The following diagram restates our conclusion about these different error cases and shows how Bluecore handles them.
Error Interpretation
Different services tend to report errors in different ways. A lot of times these errors aren’t reported in a way that is understood by the rest of the software stack. Knowing this, one can infer that there is a need for some sort of error bucketing layer to convert these service errors to ones that are known and understood by our software. In our case, we need to convert them into either retryable or one of the two non-retryable cases. This can get complex because errors can be added, removed, or changed. If we no longer recognize an error we have to be able to handle that properly too. Based on this knowledge, we will map the known errors to the behavior we define as appropriate.
Removing Surprises From Our Software
Errors can change and become unrecognizable, so when we classify them, we should handle the unknown ones because we want to be resilient to unexpected changes. We are therefore presented with two options:
- Make unknown errors retryable OR
- Make them one of the two non-retryable cases
These two options essentially ask the question: do we want to call the Unset API in cases of unknown errors? Since the unknown errors can happen at any point in an email service pipeline, we must assume the worst and say that it happened post-email delivery. Effectively, we build a whitelist of errors that are allowed to call the Unset API and everything else will by default not call that API.
Pseudo-Code
This is simple enough to understand, so we can write a short Python code snippet that shows all of this behavior in code.
def email_service_send(customer, email):
try:
attempt_email_send(customer, email)
except KnownExceptions as known_exc:
if is_retryable_exc(known_exc):
raise RetryableException()
elif can_unset_mtbe_from_exc(known_exc):
raise NonRetryableException(safe_to_unset=True)
raise NonRetryableException(safe_to_unset=False)
except Exception:
raise NonRetryableException(safe_to_unset=False)

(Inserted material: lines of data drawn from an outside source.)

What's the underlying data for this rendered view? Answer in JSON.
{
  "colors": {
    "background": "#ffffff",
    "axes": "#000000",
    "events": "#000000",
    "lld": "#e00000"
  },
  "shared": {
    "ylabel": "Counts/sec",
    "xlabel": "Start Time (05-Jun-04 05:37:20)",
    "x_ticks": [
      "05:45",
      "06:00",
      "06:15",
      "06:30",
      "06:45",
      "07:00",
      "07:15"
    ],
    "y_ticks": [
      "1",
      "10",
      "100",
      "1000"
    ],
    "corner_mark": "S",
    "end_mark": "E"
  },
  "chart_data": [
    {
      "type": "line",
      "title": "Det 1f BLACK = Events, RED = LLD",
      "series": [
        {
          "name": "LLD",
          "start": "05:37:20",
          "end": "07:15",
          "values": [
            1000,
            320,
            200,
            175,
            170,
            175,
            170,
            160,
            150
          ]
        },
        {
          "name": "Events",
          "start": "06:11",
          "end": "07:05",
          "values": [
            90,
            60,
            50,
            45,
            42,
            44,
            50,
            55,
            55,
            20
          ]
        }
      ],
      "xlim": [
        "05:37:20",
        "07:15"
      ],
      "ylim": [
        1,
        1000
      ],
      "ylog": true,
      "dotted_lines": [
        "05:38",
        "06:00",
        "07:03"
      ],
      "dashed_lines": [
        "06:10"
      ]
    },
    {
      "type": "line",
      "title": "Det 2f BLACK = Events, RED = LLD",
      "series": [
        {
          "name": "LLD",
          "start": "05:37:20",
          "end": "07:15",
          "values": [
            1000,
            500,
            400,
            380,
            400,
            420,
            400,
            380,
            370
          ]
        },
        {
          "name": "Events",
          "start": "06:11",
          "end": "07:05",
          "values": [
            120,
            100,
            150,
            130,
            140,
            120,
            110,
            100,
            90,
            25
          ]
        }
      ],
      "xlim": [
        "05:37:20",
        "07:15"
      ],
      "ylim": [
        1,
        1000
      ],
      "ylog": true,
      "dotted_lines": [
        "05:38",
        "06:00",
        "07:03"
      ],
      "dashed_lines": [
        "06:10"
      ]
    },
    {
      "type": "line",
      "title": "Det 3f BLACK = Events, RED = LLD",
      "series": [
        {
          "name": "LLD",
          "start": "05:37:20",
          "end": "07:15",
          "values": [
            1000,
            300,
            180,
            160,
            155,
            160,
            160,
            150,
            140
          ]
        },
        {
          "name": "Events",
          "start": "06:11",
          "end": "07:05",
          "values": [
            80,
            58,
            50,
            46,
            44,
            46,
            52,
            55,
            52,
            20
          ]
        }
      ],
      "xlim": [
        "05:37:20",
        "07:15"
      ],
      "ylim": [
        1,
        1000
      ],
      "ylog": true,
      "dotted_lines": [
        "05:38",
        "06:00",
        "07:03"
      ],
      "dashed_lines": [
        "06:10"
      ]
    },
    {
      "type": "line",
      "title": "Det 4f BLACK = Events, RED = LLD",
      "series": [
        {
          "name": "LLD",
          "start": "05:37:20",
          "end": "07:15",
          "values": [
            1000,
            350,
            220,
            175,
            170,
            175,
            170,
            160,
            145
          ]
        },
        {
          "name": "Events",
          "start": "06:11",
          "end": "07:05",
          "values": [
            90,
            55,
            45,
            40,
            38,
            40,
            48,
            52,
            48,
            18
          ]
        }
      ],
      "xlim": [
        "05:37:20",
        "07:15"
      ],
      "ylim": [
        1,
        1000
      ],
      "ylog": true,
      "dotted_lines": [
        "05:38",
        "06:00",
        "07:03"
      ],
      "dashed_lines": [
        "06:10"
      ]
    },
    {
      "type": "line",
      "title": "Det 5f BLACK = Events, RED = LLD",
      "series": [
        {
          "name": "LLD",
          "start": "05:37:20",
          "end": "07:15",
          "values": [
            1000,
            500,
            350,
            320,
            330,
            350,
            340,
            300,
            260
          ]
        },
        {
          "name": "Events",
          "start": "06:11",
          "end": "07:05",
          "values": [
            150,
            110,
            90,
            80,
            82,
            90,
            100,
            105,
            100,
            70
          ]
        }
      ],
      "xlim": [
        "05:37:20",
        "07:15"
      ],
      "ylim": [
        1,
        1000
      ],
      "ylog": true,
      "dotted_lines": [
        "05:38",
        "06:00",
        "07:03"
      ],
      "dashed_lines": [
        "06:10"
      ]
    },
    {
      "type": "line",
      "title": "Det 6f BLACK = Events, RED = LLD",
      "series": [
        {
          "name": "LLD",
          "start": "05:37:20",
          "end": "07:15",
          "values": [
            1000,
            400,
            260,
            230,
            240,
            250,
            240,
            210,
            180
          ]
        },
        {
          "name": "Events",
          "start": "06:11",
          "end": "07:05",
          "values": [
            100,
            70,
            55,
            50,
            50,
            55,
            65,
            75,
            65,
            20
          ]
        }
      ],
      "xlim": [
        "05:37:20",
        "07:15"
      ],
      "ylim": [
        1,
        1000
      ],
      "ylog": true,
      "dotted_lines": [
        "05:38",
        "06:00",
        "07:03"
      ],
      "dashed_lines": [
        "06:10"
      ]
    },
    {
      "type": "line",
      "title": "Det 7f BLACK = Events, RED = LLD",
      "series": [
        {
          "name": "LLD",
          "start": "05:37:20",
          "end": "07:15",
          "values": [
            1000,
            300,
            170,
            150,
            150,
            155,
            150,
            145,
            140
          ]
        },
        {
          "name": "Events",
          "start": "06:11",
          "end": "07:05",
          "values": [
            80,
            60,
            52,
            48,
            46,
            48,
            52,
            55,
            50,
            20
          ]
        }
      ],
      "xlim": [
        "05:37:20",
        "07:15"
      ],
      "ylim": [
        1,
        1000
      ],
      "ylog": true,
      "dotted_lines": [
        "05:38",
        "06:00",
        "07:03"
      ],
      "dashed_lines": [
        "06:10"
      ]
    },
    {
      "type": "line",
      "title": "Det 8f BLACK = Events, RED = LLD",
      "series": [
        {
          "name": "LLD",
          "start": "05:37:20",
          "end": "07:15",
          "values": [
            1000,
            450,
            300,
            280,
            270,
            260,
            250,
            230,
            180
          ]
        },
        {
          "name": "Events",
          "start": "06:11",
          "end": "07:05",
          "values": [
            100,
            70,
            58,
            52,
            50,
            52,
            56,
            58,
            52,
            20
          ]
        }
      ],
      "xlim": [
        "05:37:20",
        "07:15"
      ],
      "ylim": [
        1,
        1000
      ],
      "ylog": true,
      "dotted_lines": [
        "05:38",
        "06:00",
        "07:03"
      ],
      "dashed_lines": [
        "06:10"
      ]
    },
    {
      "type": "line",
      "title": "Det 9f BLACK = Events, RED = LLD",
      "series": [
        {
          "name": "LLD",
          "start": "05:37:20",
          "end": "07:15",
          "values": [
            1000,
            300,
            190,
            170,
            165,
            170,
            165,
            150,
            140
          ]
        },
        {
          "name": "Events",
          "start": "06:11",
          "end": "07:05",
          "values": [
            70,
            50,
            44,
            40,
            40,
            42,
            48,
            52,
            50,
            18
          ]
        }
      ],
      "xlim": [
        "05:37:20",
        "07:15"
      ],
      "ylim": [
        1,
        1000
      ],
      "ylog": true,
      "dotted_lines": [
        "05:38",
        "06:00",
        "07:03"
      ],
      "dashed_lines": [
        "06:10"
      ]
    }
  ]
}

def send_email(customer, email, unique_id):
can_send = mtbe_service_check_and_set(customer, unique_id)
if not can_send:
return
try:
email_service_send(customer, email)
except RetryableException:
mtbe_service_unset(customer, unique_id)
raise
except NonRetryableException as non_retryable_exc:
if non_retryable_exc.safe_to_unset:
mtbe_service_unset(customer, unique_id)The email_service_send function internally converts the errors into a form that the rest of the pipeline will understand and therefore handle properly.
Trade-offs
Our solution requires someone to manage the known errors and make sure those are up-to-date, which may not be the best use of time. But the biggest win to this approach is that we can take some retroactive action to correct a wrong decision made within our pipeline. If we treat unknown errors as retryable errors and an issue were to happen, reverting that would not be possible since the delivery was already made. The Bluecore recovery story is much better with the whitelist approach, which is one of the driving reasons why we chose this approach.
Takeaways
Error handling is hard and can lead to a lot of weird behavior if handled improperly. Some things you can take away from this post are:
- When integrating with a service, classify the errors that are returned. These fall into either successful, failed and guaranteed to have not processed, or failed but possibly processed.
- Define what you want to happen when each of these errors occurs.
- Have a safe default for ones that you are just not confident about.
- Implement!
This process will then help ensure that your error handling is as safe as possible.